Not doing mobility work.
Mobility training will help ensure your muscles stay strong. Muscles that are tight and inactive can significantly decrease your ability to perform common daily activities that keep you independent and healthy. Parolini warns that not doing mobility work can make simple tasks like lifting groceries or getting in and out of your bed challenging or even impossible to do as you age.
Not lifting heavy enough or not strength training altogether.
You lose anywhere from 3% to 8% of your muscle mass every 10 years after the age of 30, according to research published in the Current Opinion in Clinical Nutrition and Metabolic Care. If that's not enough of a buzzkill, the rate increases after 60 years of age.
"This involuntary loss of muscle mass, strength, and function increases the risk of osteoporosis, arthritis, and other chronic conditions," Parolini explains. Hence, she says that not lifting heavy enough or not strength training altogether is bad and that it's important to maximize your level of strength training as you progress in your workouts.
Not seeking out the advice of a fitness professional.
"Getting off the couch and into the gym is something EVERYONE should do," Parolini says. Once you reach 50, you can consider working with a personal trainer who specializes in strength and cardio plans for your age group. Your trainer will help you reach your specific goals by mapping out a personalized path for growth. Whether you'd like to be able to show off your moves on the tennis court through your 60s or hike with your kids, a trainer will help you accomplish your game plan.

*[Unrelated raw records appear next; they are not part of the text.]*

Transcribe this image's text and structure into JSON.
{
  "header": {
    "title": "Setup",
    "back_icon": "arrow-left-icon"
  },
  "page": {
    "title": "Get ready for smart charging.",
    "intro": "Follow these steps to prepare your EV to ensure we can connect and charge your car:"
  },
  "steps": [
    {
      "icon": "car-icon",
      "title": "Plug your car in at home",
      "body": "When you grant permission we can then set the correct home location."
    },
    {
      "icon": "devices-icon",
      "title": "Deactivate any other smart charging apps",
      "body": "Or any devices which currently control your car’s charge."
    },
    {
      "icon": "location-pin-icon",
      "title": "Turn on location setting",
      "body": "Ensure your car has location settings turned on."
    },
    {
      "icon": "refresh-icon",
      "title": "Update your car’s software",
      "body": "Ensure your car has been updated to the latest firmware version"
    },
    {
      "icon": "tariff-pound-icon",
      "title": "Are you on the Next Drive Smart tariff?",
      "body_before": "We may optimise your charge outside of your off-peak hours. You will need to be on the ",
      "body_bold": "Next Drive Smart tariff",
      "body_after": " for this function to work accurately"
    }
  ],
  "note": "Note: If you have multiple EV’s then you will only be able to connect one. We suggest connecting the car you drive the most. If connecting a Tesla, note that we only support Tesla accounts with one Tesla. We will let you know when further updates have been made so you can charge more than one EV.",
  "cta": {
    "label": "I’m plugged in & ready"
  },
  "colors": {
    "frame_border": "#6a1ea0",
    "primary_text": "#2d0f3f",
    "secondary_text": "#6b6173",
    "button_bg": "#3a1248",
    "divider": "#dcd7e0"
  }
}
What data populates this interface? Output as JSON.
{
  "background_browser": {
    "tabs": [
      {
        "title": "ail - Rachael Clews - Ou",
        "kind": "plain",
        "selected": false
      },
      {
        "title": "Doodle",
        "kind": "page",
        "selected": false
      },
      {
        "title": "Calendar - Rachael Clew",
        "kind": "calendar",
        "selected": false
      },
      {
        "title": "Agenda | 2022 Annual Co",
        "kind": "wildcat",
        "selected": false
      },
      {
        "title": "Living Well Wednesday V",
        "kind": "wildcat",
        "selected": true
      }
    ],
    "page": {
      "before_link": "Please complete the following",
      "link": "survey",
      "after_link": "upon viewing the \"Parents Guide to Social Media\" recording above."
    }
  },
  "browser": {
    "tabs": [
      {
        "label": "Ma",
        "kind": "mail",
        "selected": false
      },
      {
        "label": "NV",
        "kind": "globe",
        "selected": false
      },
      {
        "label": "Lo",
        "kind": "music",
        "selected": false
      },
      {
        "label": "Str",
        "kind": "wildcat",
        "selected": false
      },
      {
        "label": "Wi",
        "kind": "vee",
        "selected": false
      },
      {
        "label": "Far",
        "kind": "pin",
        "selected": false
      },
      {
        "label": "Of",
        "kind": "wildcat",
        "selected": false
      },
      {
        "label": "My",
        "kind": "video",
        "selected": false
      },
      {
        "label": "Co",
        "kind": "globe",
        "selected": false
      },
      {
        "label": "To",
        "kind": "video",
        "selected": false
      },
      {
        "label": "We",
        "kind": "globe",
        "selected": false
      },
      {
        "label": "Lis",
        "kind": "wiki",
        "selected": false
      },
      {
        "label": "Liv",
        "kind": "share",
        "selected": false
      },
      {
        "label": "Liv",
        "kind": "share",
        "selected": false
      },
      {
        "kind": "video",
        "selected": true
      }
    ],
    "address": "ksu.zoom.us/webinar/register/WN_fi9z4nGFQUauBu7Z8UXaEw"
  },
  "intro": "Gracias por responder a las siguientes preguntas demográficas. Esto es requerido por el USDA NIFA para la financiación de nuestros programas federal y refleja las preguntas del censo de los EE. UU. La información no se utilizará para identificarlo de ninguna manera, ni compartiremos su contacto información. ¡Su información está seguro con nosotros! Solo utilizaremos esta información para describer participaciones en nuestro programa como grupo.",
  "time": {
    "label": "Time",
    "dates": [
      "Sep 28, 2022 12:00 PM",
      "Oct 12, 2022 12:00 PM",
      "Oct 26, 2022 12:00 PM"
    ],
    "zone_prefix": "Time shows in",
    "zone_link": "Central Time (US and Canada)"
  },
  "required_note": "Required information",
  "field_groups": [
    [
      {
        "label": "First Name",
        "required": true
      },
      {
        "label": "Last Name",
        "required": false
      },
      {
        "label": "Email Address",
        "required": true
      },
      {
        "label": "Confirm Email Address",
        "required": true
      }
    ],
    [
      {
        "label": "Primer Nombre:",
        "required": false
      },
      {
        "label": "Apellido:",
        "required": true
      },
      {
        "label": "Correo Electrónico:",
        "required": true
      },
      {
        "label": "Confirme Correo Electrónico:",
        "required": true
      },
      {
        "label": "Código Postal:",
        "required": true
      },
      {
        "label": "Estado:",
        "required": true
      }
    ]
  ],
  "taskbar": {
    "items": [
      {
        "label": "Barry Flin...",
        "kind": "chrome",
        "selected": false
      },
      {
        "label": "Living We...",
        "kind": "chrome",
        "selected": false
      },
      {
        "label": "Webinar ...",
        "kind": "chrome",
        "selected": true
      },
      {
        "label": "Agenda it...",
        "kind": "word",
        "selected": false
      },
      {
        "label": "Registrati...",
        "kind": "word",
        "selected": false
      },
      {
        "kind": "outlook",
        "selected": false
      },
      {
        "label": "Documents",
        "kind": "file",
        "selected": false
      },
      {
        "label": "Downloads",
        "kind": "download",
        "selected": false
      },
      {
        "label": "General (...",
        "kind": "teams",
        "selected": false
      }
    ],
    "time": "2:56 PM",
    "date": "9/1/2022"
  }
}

Not allowing enough time for recovery.
Plain and simple, recovery is a necessity when it comes to muscle recovery and growth. According to UCHealth, carving out time to recover and rest is essential to rebuild, repair, and get stronger in between exercising. Not allowing enough time for recovery is never a good idea.
Comparing yourself to others.
The last of the bad exercise habits that increase your risk of injury is comparing yourself to others and your younger self. "This is the BIGGEST and most detrimental habit many individuals have," Parolini warns.
As people age, it's a common tendency to look back at what they "used to" be able to do. Everyone's body changes and grows. It's crucial to focus on where you're at in the present rather than dwell on the past. Being mindful of what your body really needs in this chapter of life is the right road to building strength.